Gli scafisti, i trafficanti di migranti, sono agli sgoccioli- prosegue Salvini - hanno capito che stiamo difendendo i nostri confini, e ora stanno provando gli ultimi colpi di coda, non hanno più business. Ormai gli scafisti caricano quante più persone possono anche su gommoni sgonfi". Il ministro dell’Interno ha poi aggiunto che "in Africa si sta diffondendo la voce che in Italia non si arriva più a gratis".
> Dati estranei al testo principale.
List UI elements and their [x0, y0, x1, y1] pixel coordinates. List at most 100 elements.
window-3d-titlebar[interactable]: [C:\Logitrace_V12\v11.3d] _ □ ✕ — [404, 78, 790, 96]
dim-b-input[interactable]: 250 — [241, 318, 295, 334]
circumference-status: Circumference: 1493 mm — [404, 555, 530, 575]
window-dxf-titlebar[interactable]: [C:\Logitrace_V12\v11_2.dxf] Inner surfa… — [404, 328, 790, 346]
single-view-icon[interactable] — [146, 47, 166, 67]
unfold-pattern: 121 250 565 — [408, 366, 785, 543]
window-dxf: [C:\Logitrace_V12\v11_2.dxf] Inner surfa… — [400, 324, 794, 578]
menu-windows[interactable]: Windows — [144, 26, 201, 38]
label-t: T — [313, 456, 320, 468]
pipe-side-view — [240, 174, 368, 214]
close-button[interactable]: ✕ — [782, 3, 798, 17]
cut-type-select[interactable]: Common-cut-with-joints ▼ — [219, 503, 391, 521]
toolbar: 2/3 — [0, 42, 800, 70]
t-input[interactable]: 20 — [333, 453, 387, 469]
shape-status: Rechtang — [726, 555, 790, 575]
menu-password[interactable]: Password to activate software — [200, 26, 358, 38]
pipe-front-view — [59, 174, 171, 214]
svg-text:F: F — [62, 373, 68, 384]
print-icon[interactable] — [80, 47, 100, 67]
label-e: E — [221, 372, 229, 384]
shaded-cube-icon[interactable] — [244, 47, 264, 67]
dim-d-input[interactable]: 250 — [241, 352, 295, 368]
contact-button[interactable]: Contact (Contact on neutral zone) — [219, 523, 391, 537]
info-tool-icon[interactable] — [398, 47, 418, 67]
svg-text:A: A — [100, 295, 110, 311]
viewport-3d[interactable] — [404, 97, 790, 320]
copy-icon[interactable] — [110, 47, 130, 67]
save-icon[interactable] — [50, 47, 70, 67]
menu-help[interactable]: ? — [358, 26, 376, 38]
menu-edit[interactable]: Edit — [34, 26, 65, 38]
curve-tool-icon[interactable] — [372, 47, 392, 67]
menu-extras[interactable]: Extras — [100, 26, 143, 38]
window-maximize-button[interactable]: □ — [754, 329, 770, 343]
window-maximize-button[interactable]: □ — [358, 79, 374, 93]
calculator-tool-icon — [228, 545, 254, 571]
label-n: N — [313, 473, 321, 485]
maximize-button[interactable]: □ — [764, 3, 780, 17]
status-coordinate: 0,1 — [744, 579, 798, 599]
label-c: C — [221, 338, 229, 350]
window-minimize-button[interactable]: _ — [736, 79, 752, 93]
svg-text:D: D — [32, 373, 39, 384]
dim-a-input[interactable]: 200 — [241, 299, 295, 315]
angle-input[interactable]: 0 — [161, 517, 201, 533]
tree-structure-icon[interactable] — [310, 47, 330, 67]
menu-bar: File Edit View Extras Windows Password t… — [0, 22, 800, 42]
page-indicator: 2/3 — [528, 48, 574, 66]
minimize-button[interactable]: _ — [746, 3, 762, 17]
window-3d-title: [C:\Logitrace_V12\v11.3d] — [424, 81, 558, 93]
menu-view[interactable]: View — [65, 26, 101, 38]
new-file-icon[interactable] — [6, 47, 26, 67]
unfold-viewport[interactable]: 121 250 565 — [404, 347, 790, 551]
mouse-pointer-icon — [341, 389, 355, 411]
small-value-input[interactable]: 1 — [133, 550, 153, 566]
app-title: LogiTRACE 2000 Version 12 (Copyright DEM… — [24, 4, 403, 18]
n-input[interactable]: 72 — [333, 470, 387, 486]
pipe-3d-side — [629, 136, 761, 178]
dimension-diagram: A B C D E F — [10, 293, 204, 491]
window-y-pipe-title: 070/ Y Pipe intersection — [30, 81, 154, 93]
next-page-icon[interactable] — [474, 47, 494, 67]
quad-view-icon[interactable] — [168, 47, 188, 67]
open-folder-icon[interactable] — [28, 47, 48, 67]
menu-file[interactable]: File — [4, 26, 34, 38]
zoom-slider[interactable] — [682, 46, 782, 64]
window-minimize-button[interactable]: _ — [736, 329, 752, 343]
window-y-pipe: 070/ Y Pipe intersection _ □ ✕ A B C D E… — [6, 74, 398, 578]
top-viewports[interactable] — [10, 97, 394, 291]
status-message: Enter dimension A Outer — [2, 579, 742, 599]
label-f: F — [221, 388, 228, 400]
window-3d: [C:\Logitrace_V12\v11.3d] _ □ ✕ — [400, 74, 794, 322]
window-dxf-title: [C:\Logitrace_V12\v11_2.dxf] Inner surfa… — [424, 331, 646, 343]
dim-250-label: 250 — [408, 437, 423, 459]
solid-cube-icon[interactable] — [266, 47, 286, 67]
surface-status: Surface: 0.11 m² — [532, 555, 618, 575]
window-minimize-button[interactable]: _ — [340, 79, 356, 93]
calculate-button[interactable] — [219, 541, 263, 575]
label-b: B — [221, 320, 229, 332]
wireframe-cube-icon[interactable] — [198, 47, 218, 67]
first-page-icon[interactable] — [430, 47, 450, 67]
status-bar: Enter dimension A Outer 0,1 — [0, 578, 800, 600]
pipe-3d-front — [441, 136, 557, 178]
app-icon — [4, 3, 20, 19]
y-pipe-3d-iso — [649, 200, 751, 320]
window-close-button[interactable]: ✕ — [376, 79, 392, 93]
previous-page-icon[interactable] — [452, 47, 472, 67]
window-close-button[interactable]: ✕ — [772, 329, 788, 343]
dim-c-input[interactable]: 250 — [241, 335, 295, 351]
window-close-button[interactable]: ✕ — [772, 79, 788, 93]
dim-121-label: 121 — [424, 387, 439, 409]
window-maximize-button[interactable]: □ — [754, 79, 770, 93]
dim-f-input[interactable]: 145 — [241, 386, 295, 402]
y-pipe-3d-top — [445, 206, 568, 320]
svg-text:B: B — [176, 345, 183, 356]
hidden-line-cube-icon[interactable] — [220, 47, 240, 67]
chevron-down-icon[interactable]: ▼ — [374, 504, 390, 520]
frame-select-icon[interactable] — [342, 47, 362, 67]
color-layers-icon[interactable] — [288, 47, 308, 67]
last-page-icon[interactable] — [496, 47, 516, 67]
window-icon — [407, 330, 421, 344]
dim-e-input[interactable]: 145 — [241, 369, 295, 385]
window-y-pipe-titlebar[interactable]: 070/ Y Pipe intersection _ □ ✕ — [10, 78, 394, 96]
"Io preferisco l’antimafia dei fatti, dei tanti sindaci dei paesi dalla Lombardia alla Calabria che vengono intimiditi. La mia prossima missione antimafia sarà in Calabria per consegnare 8 appartamenti sequestrati alla ’ndrangheta che diventeranno commissariati di polizia". Salvini ha poi sfidato l'opposizione: "Lo dico ai fenomeni di sinistra che dicono che la mia linea politica porta all’isolamento: nel pomeriggio sentirò il mio collega austriaco, quello tedesco, risentirò il collega francese, per concordare la lotta a trafficanti di esseri umani, siamo in contatto con tutti. L’Italia torna centrale, non siamo mai stati così centrali ed ascoltati, in un mese abbiamo conquistato onore, orgoglio e rispetto in sede europea. Se tre barconi nell’arco di un mese non sono arrivati in Italia è perché qualcuno in Italia ha alzato la testa ed ha avuto l’orgoglio di dire no. I porti italiani restano sigillati per gli scafisti. Arriva in Italia chi ha diritto di arrivarci, non ci arriva in gommone ma in aereo".
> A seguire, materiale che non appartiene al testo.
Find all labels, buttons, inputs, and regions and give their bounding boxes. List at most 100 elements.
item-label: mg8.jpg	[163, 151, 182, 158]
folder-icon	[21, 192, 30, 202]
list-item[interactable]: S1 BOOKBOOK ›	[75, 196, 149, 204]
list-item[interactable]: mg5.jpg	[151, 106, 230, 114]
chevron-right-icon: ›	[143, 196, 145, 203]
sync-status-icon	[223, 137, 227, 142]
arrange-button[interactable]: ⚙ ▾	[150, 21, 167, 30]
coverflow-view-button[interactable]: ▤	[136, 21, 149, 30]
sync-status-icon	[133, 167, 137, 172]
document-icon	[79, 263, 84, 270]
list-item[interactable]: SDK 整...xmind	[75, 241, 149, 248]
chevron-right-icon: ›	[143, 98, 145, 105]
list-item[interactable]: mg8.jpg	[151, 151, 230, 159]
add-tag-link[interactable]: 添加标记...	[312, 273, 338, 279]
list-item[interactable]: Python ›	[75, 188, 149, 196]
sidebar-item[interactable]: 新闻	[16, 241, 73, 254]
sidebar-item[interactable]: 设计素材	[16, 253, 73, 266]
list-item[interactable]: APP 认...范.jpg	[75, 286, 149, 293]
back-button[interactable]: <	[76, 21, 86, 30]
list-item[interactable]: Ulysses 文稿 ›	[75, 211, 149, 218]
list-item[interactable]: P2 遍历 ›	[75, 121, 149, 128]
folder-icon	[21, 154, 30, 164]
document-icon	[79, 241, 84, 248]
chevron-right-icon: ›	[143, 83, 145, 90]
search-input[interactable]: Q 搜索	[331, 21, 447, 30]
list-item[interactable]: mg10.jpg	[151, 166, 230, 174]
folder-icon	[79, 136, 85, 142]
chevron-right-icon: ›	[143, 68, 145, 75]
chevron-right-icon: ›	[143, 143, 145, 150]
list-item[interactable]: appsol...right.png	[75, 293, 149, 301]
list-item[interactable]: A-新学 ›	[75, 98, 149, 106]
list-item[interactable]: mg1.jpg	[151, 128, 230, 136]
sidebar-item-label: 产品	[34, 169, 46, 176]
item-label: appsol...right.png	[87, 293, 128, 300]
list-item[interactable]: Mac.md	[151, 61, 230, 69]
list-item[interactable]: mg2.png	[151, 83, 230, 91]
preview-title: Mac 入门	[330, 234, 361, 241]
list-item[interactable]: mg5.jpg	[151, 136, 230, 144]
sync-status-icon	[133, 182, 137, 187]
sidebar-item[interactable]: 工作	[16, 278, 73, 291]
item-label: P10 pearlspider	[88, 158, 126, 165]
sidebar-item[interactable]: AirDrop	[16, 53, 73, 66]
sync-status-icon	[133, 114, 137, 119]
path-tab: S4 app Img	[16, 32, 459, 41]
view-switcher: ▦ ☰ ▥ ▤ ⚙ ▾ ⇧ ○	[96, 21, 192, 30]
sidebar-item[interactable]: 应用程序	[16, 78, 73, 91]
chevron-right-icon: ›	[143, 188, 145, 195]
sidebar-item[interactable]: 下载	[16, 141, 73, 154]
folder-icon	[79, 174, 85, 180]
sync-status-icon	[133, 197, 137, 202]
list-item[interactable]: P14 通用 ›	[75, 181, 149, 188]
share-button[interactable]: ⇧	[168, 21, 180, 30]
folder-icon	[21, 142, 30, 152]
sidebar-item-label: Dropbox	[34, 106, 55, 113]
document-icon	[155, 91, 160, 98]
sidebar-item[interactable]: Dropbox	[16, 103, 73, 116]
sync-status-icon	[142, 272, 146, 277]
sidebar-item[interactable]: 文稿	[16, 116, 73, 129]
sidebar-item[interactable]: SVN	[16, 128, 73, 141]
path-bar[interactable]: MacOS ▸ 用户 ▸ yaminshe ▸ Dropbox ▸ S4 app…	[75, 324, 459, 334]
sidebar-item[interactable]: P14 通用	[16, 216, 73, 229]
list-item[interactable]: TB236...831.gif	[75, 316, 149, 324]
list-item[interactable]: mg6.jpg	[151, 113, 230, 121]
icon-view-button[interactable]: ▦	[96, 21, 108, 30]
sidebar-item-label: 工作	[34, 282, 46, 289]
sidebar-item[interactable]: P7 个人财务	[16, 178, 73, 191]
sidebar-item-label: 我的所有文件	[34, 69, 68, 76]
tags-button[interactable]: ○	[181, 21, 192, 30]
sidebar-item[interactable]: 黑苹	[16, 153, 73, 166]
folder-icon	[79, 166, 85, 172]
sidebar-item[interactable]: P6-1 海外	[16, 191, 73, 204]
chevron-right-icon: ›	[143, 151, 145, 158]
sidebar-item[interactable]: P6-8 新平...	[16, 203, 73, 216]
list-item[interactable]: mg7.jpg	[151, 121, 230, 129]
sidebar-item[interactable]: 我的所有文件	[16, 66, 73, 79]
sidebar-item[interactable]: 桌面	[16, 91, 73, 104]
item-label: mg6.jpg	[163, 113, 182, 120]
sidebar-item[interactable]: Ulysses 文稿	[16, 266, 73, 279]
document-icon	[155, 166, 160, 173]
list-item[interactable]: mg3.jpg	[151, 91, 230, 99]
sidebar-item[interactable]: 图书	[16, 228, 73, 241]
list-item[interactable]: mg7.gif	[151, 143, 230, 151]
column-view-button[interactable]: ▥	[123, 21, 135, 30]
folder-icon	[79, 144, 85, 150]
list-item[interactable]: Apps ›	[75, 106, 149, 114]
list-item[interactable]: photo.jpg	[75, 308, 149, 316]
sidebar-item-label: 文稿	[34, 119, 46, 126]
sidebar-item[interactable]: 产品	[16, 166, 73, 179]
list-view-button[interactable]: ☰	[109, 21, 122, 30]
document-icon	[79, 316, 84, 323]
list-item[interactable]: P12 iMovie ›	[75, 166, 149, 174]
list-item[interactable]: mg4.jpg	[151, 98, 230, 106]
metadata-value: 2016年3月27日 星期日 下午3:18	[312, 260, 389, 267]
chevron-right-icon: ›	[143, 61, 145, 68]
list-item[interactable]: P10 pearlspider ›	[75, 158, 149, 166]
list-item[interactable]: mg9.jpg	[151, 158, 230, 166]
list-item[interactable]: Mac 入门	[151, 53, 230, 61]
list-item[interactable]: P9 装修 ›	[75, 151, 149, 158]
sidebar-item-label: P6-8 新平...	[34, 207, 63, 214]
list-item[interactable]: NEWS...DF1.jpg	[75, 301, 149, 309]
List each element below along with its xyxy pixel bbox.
Per il ministro dell’Interno "sono soldi spesi mali quelli dati agli scafisti e ai mafiosi. Con me l’immigrazione smette di essere un affare, lo dico ai finti albergatori e imprenditori che hanno fatto milioni di euro sulla pelle dei disgraziati, è finita la pacchia. l’Italia è l’ultimo Paese dove arrivarci". E ancora: "Cari bastardi mafiosi è finita la pacchia anche per voi. Spero che ci siano giudici duri giusti e severi condannando le persone che lo meritano, ringrazio le forze dell’ordine». Salvini nel corso della diretta fb, mostrando il panorama intorno a lui, le campagne e le colline senesi, ha poi puntato sulla piscina alle sue spalle: «Che bello sarebbe fare il bagno nella piscina del boss, alla faccia del boss: qua ci devono venire i bimbi". E il bagno in piscina il leader della Lega e ministro dell’Interno lo fa veramente.
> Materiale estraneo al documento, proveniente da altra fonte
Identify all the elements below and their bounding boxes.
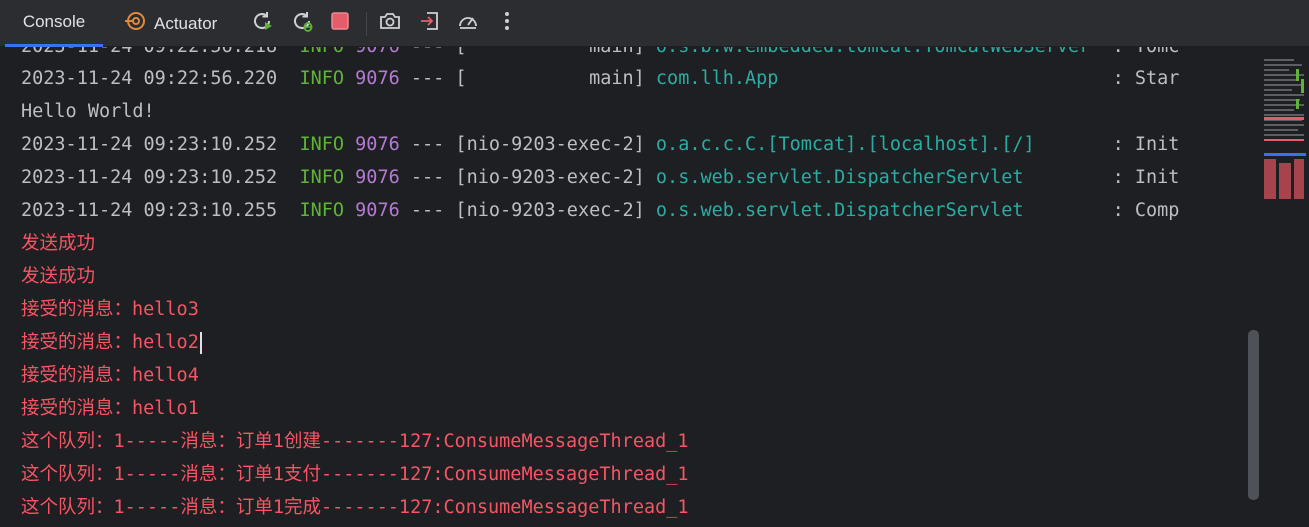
output-line: 发送成功	[21, 233, 96, 254]
hello-line: Hello World!	[21, 101, 155, 122]
output-line: 这个队列：1-----消息：订单1支付-------127:ConsumeMes…	[21, 464, 689, 485]
text-caret	[199, 332, 202, 354]
log-line: 2023-11-24 09:22:56.218 INFO 9076 --- [ …	[21, 47, 1179, 63]
output-line: 接受的消息：hello3	[21, 299, 199, 320]
output-line: 接受的消息：hello1	[21, 398, 199, 419]
output-line: 发送成功	[21, 266, 96, 287]
output-line: 这个队列：1-----消息：订单1完成-------127:ConsumeMes…	[21, 497, 689, 518]
log-minimap[interactable]	[1262, 55, 1306, 200]
camera-icon	[378, 9, 402, 38]
gauge-icon	[456, 9, 480, 38]
log-line: 2023-11-24 09:22:56.220 INFO 9076 --- [ …	[21, 68, 1180, 89]
tab-actuator[interactable]: Actuator	[124, 0, 217, 47]
tab-actuator-label: Actuator	[154, 13, 218, 33]
more-button[interactable]	[494, 10, 520, 36]
console-toolbar: Console Actuator	[0, 0, 1309, 47]
stop-button[interactable]	[327, 10, 353, 36]
screenshot-button[interactable]	[377, 10, 403, 36]
rerun-icon	[250, 9, 274, 38]
log-line: 2023-11-24 09:23:10.252 INFO 9076 --- [n…	[21, 134, 1180, 155]
actuator-icon	[124, 10, 146, 37]
debug-rerun-button[interactable]	[289, 10, 315, 36]
log-line: 2023-11-24 09:23:10.252 INFO 9076 --- [n…	[21, 167, 1180, 188]
exit-icon	[418, 9, 442, 38]
output-line: 这个队列：1-----消息：订单1创建-------127:ConsumeMes…	[21, 431, 689, 452]
vertical-scrollbar[interactable]	[1248, 330, 1259, 500]
output-line: 接受的消息：hello4	[21, 365, 199, 386]
toolbar-separator	[366, 12, 367, 36]
rerun-button[interactable]	[249, 10, 275, 36]
stop-icon	[329, 10, 351, 37]
log-line: 2023-11-24 09:23:10.255 INFO 9076 --- [n…	[21, 200, 1180, 221]
console-output[interactable]: 2023-11-24 09:22:56.218 INFO 9076 --- [ …	[0, 47, 1262, 527]
output-line: 接受的消息：hello2	[21, 326, 202, 359]
tab-console-label: Console	[22, 12, 86, 31]
tab-console[interactable]: Console	[5, 0, 103, 47]
more-vertical-icon	[502, 9, 512, 38]
dashboard-button[interactable]	[455, 10, 481, 36]
exit-button[interactable]	[417, 10, 443, 36]
debug-rerun-icon	[290, 9, 314, 38]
Salvini rivolge poi un cenno anche all’informazione: "Occhio al bavaglio su Facebook, vogliono che torniate ad informarvi solo dalle radio, dalle tv e dai giornaloni,

del tipo alla Repubblica, anzi un bacione alla Repubblica e all’Espresso". Infine: "Idioti, mafiosi e scafisti: il mio sorriso l’allargate, guerra senza quartiere, guerra dei buoni contro i cattivi e terroristi".